# First season



## mnswd (Oct 13, 2005)

From Flush to Finish

It was the last morning of Gabby's (a 14-month-old 30 lbs. Spanish Water Dog - a relatively new breed to Minnesota if not the US) second 3-day trip to ND for pheasant hunting. The morning was unseasonly warm for the first weekend in November with a strong southerly breeze. We had had what experienced ND hunters might consider less than successful weekend, however being from MN and somewhat a beginner at pheasant hunting I was happy with the 3 birds in the bag and the number of opportunities we had had. We had just gotten done walking a tree line with nothing to show for it and were walking past a slough to get to the end and walk it back up wind. We were almost to the end when Gabby turned on a dime and headed in to the cattails. The next thing I knew there was the cackling of a flushing rooster. I turned and shoot, and the bird glided down into some tall grass about 50 yards down wind. As I reloaded Gabby and Tom took off down the field to hunt down the wounded bird. Within seconds we were in the area the bird went down - and Gabby was hot. Then without notice the rooster took off running across the soy bean stubble towards the tree line with Gabby in hot pursuit. Gabby quickly caught up to the wily bird but didn't know how to open field tackle it, so, in to the tree line the two went.
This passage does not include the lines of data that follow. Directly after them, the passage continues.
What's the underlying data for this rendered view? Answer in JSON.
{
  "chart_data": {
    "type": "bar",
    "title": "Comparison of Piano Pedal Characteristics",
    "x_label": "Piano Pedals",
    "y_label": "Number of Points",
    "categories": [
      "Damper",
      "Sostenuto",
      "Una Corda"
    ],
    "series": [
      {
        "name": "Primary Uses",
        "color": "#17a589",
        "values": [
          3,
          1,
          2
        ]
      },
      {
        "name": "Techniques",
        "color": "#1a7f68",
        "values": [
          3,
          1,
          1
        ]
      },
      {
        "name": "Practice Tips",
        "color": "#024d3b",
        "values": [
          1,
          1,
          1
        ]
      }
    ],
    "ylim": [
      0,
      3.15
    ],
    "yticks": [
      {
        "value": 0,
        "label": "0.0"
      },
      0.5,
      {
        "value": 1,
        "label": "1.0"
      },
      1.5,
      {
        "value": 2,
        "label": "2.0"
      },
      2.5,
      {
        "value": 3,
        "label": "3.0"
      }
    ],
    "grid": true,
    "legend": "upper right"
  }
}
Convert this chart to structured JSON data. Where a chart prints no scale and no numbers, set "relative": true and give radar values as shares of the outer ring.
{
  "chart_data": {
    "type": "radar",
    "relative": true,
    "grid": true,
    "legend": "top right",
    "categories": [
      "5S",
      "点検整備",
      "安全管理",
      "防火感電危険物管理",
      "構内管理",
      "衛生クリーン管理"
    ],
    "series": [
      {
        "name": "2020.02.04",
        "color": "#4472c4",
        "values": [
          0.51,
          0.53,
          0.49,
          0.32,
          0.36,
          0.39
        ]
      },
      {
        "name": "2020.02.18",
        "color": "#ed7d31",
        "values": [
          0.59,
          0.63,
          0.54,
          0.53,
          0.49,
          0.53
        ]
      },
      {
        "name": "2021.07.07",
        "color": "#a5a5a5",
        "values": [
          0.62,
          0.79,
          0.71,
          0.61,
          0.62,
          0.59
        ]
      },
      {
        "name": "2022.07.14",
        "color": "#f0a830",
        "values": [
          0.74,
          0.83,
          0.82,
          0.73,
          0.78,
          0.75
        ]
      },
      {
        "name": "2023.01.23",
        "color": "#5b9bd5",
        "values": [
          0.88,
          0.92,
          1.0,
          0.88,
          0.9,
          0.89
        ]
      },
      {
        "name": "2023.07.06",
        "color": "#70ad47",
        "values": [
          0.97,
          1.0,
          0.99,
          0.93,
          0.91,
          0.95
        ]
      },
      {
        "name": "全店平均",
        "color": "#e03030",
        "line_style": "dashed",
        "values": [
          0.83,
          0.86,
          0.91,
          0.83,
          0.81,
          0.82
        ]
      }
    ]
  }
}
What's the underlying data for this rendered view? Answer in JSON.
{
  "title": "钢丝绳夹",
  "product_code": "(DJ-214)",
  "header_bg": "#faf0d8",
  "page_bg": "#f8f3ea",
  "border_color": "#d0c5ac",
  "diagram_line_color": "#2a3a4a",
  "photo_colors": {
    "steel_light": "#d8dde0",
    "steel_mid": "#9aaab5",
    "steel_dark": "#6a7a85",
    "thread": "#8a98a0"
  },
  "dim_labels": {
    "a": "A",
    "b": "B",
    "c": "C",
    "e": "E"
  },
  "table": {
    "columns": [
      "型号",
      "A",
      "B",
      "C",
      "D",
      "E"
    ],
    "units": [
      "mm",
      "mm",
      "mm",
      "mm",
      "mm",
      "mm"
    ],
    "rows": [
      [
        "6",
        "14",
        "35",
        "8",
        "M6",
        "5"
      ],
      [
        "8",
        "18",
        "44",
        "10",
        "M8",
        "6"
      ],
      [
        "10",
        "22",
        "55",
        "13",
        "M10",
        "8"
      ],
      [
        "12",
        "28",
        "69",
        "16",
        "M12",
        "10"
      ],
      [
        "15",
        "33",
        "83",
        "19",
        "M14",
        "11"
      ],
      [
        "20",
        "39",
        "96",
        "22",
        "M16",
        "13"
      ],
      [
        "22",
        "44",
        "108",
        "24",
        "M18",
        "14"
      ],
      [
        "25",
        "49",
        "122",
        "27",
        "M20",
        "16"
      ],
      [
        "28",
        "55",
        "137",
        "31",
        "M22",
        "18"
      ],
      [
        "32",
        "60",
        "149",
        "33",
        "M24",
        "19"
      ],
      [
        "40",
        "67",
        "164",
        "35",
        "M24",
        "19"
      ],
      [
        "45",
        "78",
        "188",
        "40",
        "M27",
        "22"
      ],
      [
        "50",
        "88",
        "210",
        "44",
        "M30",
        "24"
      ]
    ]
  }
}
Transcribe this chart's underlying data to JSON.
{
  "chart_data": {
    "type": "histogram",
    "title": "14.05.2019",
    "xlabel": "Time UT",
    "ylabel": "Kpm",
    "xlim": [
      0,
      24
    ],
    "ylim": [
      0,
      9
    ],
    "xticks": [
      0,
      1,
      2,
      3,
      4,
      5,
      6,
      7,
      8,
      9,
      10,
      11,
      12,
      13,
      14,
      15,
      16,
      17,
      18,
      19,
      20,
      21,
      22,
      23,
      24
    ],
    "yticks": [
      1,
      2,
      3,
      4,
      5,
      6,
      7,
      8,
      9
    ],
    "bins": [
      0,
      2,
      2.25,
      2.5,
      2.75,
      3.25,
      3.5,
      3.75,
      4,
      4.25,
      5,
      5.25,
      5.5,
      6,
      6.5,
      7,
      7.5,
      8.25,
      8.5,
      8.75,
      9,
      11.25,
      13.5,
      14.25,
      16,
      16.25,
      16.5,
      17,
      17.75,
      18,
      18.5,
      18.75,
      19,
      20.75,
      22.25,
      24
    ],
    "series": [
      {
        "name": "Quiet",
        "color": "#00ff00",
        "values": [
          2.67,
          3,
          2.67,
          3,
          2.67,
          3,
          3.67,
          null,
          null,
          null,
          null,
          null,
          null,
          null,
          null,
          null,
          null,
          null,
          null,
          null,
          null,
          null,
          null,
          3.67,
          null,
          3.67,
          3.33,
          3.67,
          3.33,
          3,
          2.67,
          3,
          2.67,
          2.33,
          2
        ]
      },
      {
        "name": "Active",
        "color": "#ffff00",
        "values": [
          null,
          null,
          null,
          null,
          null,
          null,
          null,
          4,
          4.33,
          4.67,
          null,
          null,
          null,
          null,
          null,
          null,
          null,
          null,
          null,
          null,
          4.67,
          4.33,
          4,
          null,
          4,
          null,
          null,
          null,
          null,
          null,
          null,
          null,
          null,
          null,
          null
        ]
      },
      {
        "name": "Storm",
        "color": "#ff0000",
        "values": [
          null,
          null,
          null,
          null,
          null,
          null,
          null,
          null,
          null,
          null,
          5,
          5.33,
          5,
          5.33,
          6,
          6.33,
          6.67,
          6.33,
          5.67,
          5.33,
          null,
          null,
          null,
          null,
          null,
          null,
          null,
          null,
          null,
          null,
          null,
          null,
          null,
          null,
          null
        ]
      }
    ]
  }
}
By the time we caught up to Gabby she was ¼ mile down the tree line, and I thought this bird had was going to live to see another day. However, to my surprise Gabby had cornered the bird in a pile brush at the end of the tree line. When I pulled that bird out from the brush I will never forget the look of anguish from the bird that knew he had lost and the look of accomplishment on Gabby's face for a job well done.


----------